What is dry mouth
A dry mouth happens when you don’t produce enough saliva. It can increase your risk of tooth decay, oral infections, and gum disease.
If you have dry mouth, you may experience discomfort and difficulty with speech, chewing and swallowing.
Some medical conditions can cause dry mouth. The most common medical conditions that can cause dry mouth are Sjogren’s syndrome, sleep apnoea, diabetes, Alzheimer’s and old age.
A range of medications such as blood pressure or antidepressant medications can cause dry mouth.
Saliva has many critical functions in the mouth including lubricating and hydrating the gums and cheeks, providing nutrients to the teeth, neutralising dietary acids, facilitating taste sensation and digestion and retaining your denture. Low saliva quantity or poor saliva quality increases your risk of tooth decay, oral infections and gum disease
Management of dry mouth
If you experience dry mouth you may want to talk to your doctor and/or dental professional to determine if your medications may be causing this.
Your doctor may be able to investigate if there are some alternatives to your medications and your dental professional may be able to provide some advice on what you can do to best look after your teeth and gums.
Relieving dry mouth
- Keep your mouth moist by sipping plain tap water.
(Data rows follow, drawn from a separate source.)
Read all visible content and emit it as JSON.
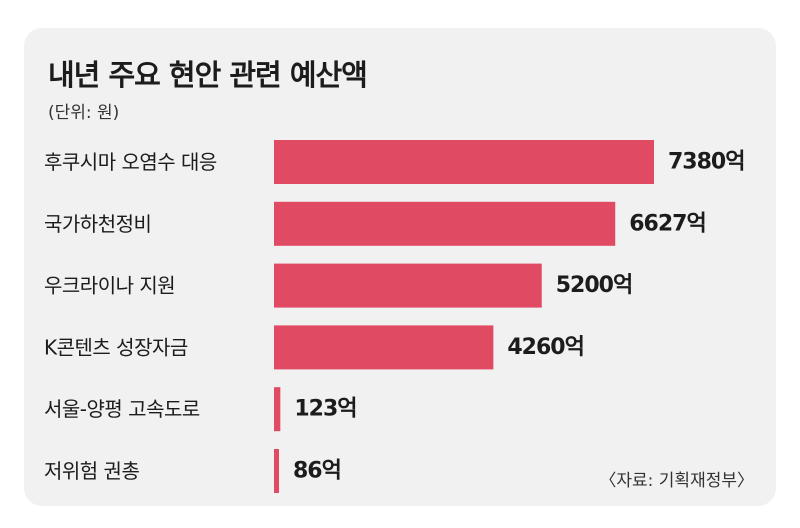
{
  "title": "내년 주요 현안 관련 예산액",
  "unit_note": "(단위: 원)",
  "source": "〈자료: 기획재정부〉",
  "colors": {
    "bar": "#e04a63",
    "background": "#f1f1f1",
    "text": "#1c1c1c"
  },
  "chart_data": {
    "type": "bar",
    "orientation": "horizontal",
    "title": "내년 주요 현안 관련 예산액",
    "categories": [
      "후쿠시마 오염수 대응",
      "국가하천정비",
      "우크라이나 지원",
      "K콘텐츠 성장자금",
      "서울-양평 고속도로",
      "저위험 권총"
    ],
    "values": [
      7380,
      6627,
      5200,
      4260,
      123,
      86
    ],
    "value_labels": [
      "7380억",
      "6627억",
      "5200억",
      "4260억",
      "123억",
      "86억"
    ],
    "xlabel": "",
    "ylabel": "",
    "grid": false,
    "legend": "none"
  }
}
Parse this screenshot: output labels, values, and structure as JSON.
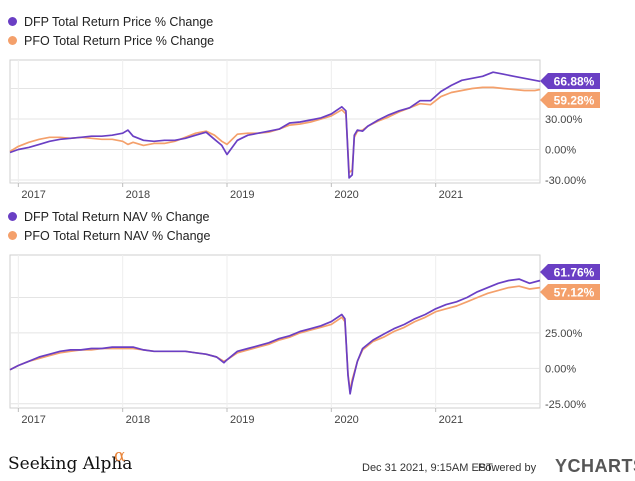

- Swish your mouth with water after sugary/ acidic foods and drinks.
- Chew sugar-free gum.
- Drink lots of water.
- Ask your dentist, health professional or pharmacist about dry mouth products.
- If you are a smoker, think about quitting. For free advice call the Quitline on 13 78 48.
Looking after your teeth
Look after your teeth and mouth
- Brush your teeth and gums each morning and night.
- Use a small soft toothbrush and a pea-sized amount of fluoride toothpaste.
- Spit toothpaste out, don’t rinse.
- Minimise the frequency, duration of exposure and amount of sugar in your diet.
- Minimise the amount of acids in your diet.
- Visit your dental professional regularly.